Erschrecken Sie nicht, daß ich Ihnen einen Brief schreibe, und sogar einen Liebesbrief, verzeihen Sie mir die unordentliche und unanständige Form desselben, denn ich bin gegenwärtig in einer solchen Verwirrung, daß ich unmöglich einen wohlgesetzten Brief machen kann, und ich muß schreiben, wie ich ungefähr sprechen würde.

Ich bin noch gar nichts, und muß erst werden, was ich werden will, und bin dazu ein unansehnlicher armer Bursche: also habe ich keine Berechtigung, mein Herz einer so schönen und ausgezeichneten jungen Dame anzutragen, wie Sie sind. Aber wenn ich einst denken müßte, daß Sie mir doch ernstlich gut gewesen wären, und ich hätte nichts gesagt, so wäre das ein sehr großes Unglück für mich, und ich könnte es nicht wohl ertragen. Ich bin es also mir selbst schuldig, daß ich diesem Zustande ein Ende mache; denn denken Sie einmal, diese ganze Woche bin ich wegen Ihnen in den Wirtshäusern herumgestrichen, weil es mir angst und bang ist, wenn ich allein bin.

Wollen Sie so gütig sein und mir mit zwei Worten, ehe Sie verreisen, in einem Billett sagen, ob Sie mir gut sind oder nicht? Nur damit ich etwas weiß; aber um Gotteswillen bedenken Sie sich nicht etwa, ob Sie es vielleicht werden könnten! Nein, wenn Sie mich nicht schon entschieden lieben, so sprechen Sie nur ein ganz fröhliches Nein aus, und machen Sie sich herzlich lustig über mich! Denn Ihnen nehme ich nichts übel, und es ist keine Schande für mich, daß ich Sie liebe, wie ich es tue. Ich kann Ihnen schon sagen, ich bin sehr leidenschaftlich zu dieser Zeit und weiß gar nicht, woher alle das Zeug, das mir durch den Kopf geht, in mich hineinkommt. Sie sind das allererste Mädchen, dem ich meine Liebe erkläre, obgleich mir schon mehrere eingeleuchtet haben; und wenn Sie mir nicht so freundlich begegnet wären, so hätte ich mir vielleicht auch nichts zu sagen getraut. Ich bin sehr gespannt auf Ihre Antwort. Ich müßte mich sehr über mich selbst verwundern, wenn ich über Nacht zu einer so holdseligen Geliebten gelangen würde.
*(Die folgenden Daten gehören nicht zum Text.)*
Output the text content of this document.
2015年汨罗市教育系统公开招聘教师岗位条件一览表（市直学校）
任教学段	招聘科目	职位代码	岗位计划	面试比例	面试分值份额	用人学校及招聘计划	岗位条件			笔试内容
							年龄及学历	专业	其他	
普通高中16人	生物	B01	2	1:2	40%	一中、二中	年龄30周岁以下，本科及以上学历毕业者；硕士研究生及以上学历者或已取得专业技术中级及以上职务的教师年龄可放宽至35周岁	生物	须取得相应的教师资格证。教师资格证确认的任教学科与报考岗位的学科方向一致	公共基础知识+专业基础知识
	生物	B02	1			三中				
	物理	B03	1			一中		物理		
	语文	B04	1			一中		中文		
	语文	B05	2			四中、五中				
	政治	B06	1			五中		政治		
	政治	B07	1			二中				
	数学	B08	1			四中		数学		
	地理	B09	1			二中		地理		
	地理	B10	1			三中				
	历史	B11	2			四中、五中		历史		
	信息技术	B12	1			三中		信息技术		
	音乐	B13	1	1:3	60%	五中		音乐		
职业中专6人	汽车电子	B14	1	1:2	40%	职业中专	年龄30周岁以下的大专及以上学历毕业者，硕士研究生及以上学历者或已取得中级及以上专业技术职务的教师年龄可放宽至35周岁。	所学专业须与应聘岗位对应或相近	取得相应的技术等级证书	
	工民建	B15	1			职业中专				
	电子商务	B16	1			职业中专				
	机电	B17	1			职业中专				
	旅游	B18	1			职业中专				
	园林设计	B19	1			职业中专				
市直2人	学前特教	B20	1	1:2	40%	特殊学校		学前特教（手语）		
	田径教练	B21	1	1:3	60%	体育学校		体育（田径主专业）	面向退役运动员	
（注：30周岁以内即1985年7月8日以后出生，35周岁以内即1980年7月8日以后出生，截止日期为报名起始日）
Aber genieren Sie sich ja nicht, mir ein recht rundes, grobes Nein in den Briefeinwurf zu tun, wenn Sie nichts für mich sein können; denn ich will mir nachher schon aus der Patsche helfen. Es ist mir in diesem Augenblick schon etwas leichter geworden, da ich direkt an Sie schreibe, und ich weiß, daß Sie in einigen Stunden dieses Papier in Ihren lieben Händen halten. Ich möchte Ihnen so viel Gutes und Schönes sagen, daß ich jetzt gleich ein ganzes Buch schreiben könnte; aber freilich, wenn ich vor Ihren Augen stehe, so werde ich wieder der alte unbeholfene Narr sein, und ich werde Ihnen nichts zu sagen wissen.

Soeben fällt es mir ein, daß man mir vorwerfen könnte: ich hätte wegen einiger scherzhaften Beziehungen und mir erwiesener Freundlichkeit nicht gleich an ein solches Verhältnis zu denken gebraucht; aber ich habe lange genug nichts gesagt und einen traurigen und müßigen Sommer verlebt, und ich muß endlich wieder in mich selbst zurückkehren. Wenn mich eine Sache ergreift, so gebe ich ihr mich ganz und rücksichtslos hin, und ich bin kein Freund von den neumodischen Halbheiten.

Aber ich muß schließen. Nochmals bitte ich Sie, verehrtes Fräulein, sich nicht an der Verworrenheit dieses Briefes zu stoßen: es ist gewiß nicht Mangel an Dezenz oder Respekt, sondern nur mein Gemütszustand. Im glücklichen Falle werde ich dann schon einen vernünftigen und klaren Brief schreiben, denn ich bin eigentlich sonst ganz vernünftig. Wollen Sie also die Güte haben, ein Zettelchen mit zwei Worten in den Briefeinwurf zu tun und das so bald als möglich; denn, wie gesagt, ohne sich im mindesten zu bedenken, wenn Sie ungewiß zu sein glauben; das Zukünftige wird sich dann schon geben. Leben Sie wohl, und grüßen Sie die verehrte Frau Professor Orelli von mir, und halten Sie einem armen Poeten etwas zugut!

Ihr ergebener
Hottingen, im Oktober 1847.
Gottfried Keller.

An Frau Orelli-Breitinger

Hottingen, den 21. Oktober 1847.

Verehrteste Frau!

Am letzten Samstag mißbrauchte ich Ihre Güte, der Fräulein Luise Rieter einen Brief zukommen zu lassen, dessen Inhalt Ihnen vielleicht bekannt ist, da Fräulein Rieter Sie in ihrer Antwort ihre mütterliche Freundin nennt ...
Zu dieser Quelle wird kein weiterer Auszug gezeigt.